Unfortunately, my numpy reimplementation blows up after few iteration while the pytorch implementation starts to converge. I was wondering if pytorch is using anything different than simple chain rule in the SGD optimizer or if my numpy implementation is off.

Thanks.

Hi Blade!

I would start by checking, step by step, whether your pytorch and
numpy implementations give the same results (up to round-off error).

First initialize your pytorch and numpy models with the same weights.

Then pass the same single sample through both models and see if
the model outputs are the same. Then check that the loss-function
values are the same. Then backpropagate both and see if they
generate the same gradients. Finally take one optimizer step and
see whether you get the same updated weights for both models.

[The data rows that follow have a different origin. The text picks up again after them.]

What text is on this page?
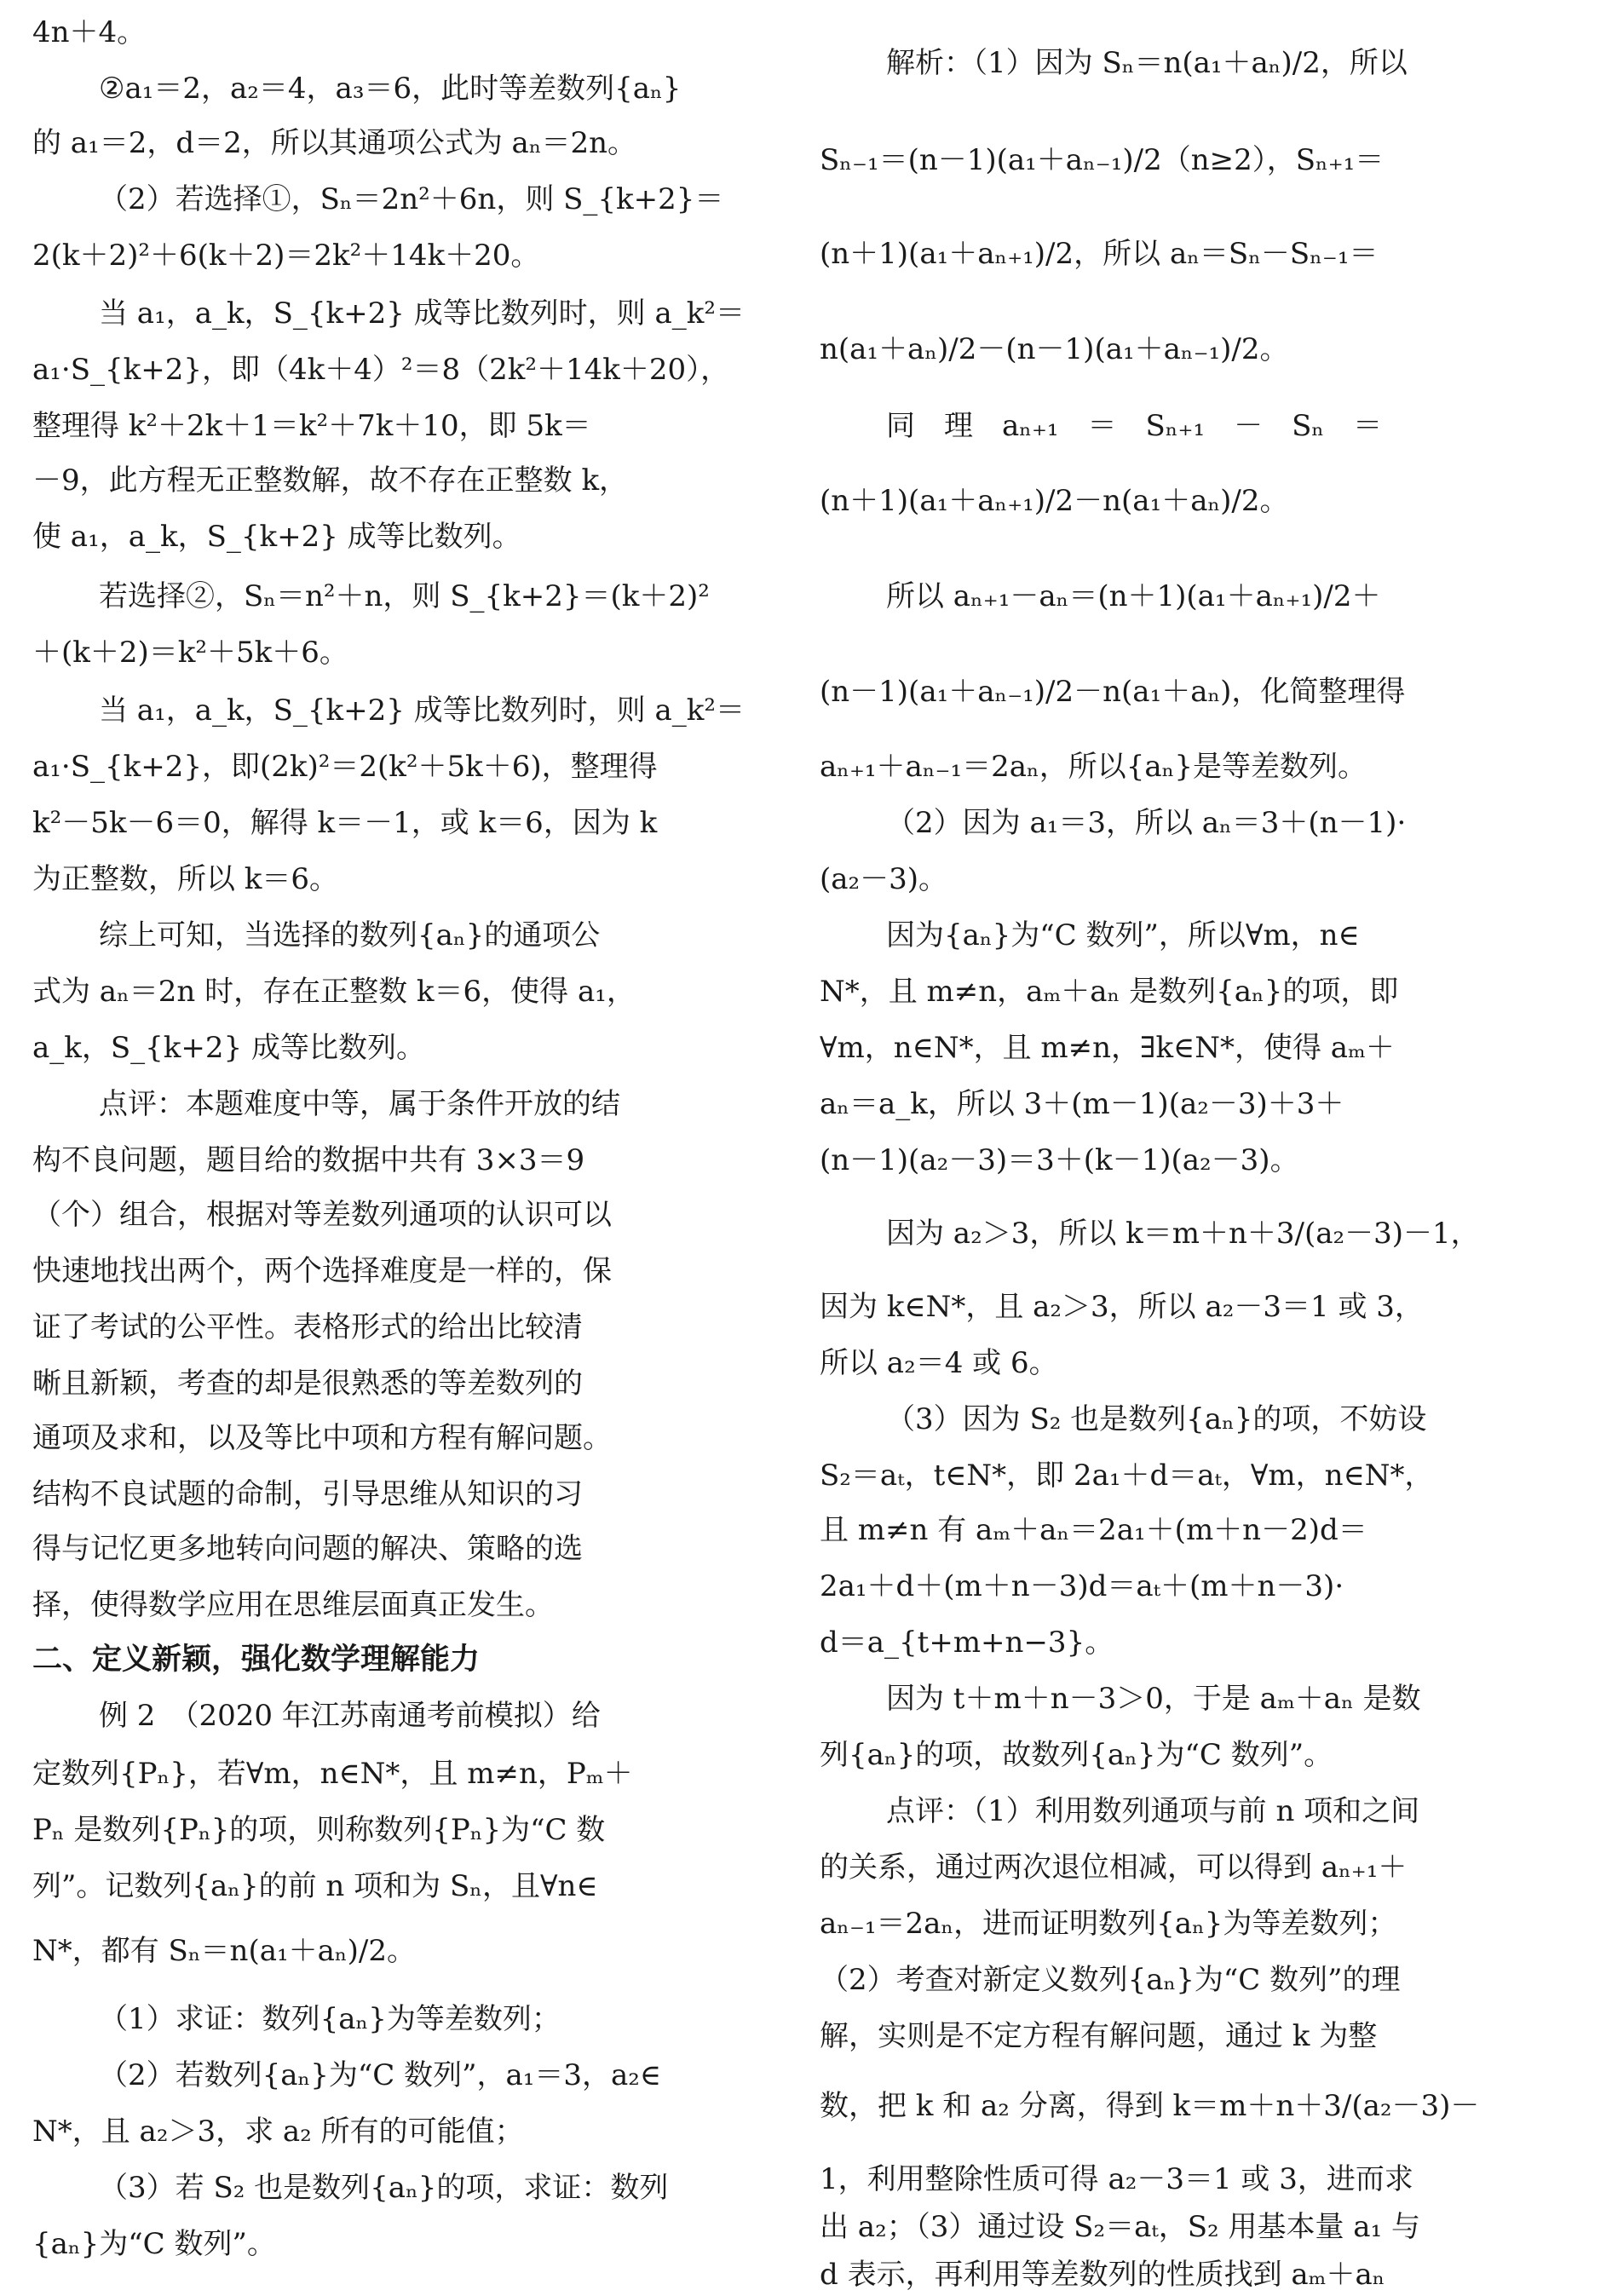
4n＋4。
②a₁＝2，a₂＝4，a₃＝6，此时等差数列{aₙ}
的 a₁＝2，d＝2，所以其通项公式为 aₙ＝2n。
（2）若选择①，Sₙ＝2n²＋6n，则 S_{k+2}＝
2(k＋2)²＋6(k＋2)＝2k²＋14k＋20。
当 a₁，a_k，S_{k+2} 成等比数列时，则 a_k²＝
a₁·S_{k+2}，即（4k＋4）²＝8（2k²＋14k＋20），
整理得 k²＋2k＋1＝k²＋7k＋10，即 5k＝
－9，此方程无正整数解，故不存在正整数 k，
使 a₁，a_k，S_{k+2} 成等比数列。
若选择②，Sₙ＝n²＋n，则 S_{k+2}＝(k＋2)²
＋(k＋2)＝k²＋5k＋6。
当 a₁，a_k，S_{k+2} 成等比数列时，则 a_k²＝
a₁·S_{k+2}，即(2k)²＝2(k²＋5k＋6)，整理得
k²－5k－6＝0，解得 k＝－1，或 k＝6，因为 k
为正整数，所以 k＝6。
综上可知，当选择的数列{aₙ}的通项公
式为 aₙ＝2n 时，存在正整数 k＝6，使得 a₁，
a_k，S_{k+2} 成等比数列。
点评：本题难度中等，属于条件开放的结
构不良问题，题目给的数据中共有 3×3＝9
（个）组合，根据对等差数列通项的认识可以
快速地找出两个，两个选择难度是一样的，保
证了考试的公平性。表格形式的给出比较清
晰且新颖，考查的却是很熟悉的等差数列的
通项及求和，以及等比中项和方程有解问题。
结构不良试题的命制，引导思维从知识的习
得与记忆更多地转向问题的解决、策略的选
择，使得数学应用在思维层面真正发生。
二、定义新颖，强化数学理解能力
例 2　（2020 年江苏南通考前模拟）给
定数列{Pₙ}，若∀m，n∈N*，且 m≠n，Pₘ＋
Pₙ 是数列{Pₙ}的项，则称数列{Pₙ}为“C 数
列”。记数列{aₙ}的前 n 项和为 Sₙ，且∀n∈
N*，都有 Sₙ＝n(a₁＋aₙ)/2。
（1）求证：数列{aₙ}为等差数列；
（2）若数列{aₙ}为“C 数列”，a₁＝3，a₂∈
N*，且 a₂＞3，求 a₂ 所有的可能值；
（3）若 S₂ 也是数列{aₙ}的项，求证：数列
{aₙ}为“C 数列”。
解析：（1）因为 Sₙ＝n(a₁＋aₙ)/2，所以
Sₙ₋₁＝(n－1)(a₁＋aₙ₋₁)/2（n≥2），Sₙ₊₁＝
(n＋1)(a₁＋aₙ₊₁)/2，所以 aₙ＝Sₙ－Sₙ₋₁＝
n(a₁＋aₙ)/2－(n－1)(a₁＋aₙ₋₁)/2。
同　理　aₙ₊₁　＝　Sₙ₊₁　－　Sₙ　＝
(n＋1)(a₁＋aₙ₊₁)/2－n(a₁＋aₙ)/2。
所以 aₙ₊₁－aₙ＝(n＋1)(a₁＋aₙ₊₁)/2＋
(n－1)(a₁＋aₙ₋₁)/2－n(a₁＋aₙ)，化简整理得
aₙ₊₁＋aₙ₋₁＝2aₙ，所以{aₙ}是等差数列。
（2）因为 a₁＝3，所以 aₙ＝3＋(n－1)·
(a₂－3)。
因为{aₙ}为“C 数列”，所以∀m，n∈
N*，且 m≠n，aₘ＋aₙ 是数列{aₙ}的项，即
∀m，n∈N*，且 m≠n，∃k∈N*，使得 aₘ＋
aₙ＝a_k，所以 3＋(m－1)(a₂－3)＋3＋
(n－1)(a₂－3)＝3＋(k－1)(a₂－3)。
因为 a₂＞3，所以 k＝m＋n＋3/(a₂－3)－1，
因为 k∈N*，且 a₂＞3，所以 a₂－3＝1 或 3，
所以 a₂＝4 或 6。
（3）因为 S₂ 也是数列{aₙ}的项，不妨设
S₂＝aₜ，t∈N*，即 2a₁＋d＝aₜ，∀m，n∈N*，
且 m≠n 有 aₘ＋aₙ＝2a₁＋(m＋n－2)d＝
2a₁＋d＋(m＋n－3)d＝aₜ＋(m＋n－3)·
d＝a_{t+m+n−3}。
因为 t＋m＋n－3＞0，于是 aₘ＋aₙ 是数
列{aₙ}的项，故数列{aₙ}为“C 数列”。
点评：（1）利用数列通项与前 n 项和之间
的关系，通过两次退位相减，可以得到 aₙ₊₁＋
aₙ₋₁＝2aₙ，进而证明数列{aₙ}为等差数列；
（2）考查对新定义数列{aₙ}为“C 数列”的理
解，实则是不定方程有解问题，通过 k 为整
数，把 k 和 a₂ 分离，得到 k＝m＋n＋3/(a₂－3)－
1，利用整除性质可得 a₂－3＝1 或 3，进而求
出 a₂；（3）通过设 S₂＝aₜ，S₂ 用基本量 a₁ 与
d 表示，再利用等差数列的性质找到 aₘ＋aₙ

Presumably the two implementations differ somewhere, and this
should show you where.

As an aside, you have four linear layers without any intervening
non-linear “activations.” As such, the four layers collapse into a
single linear layer. This won’t break anything, but the example you
are studying is just a complicated way of writing a single linear
layer, Linear (784, 1, bias = False). Recognizing this might
make it simpler to carry out your debugging.

Best.

K. Frank

1 Like

I appreciate the comment, Frank. It turned out I defined e4 with an extra negative.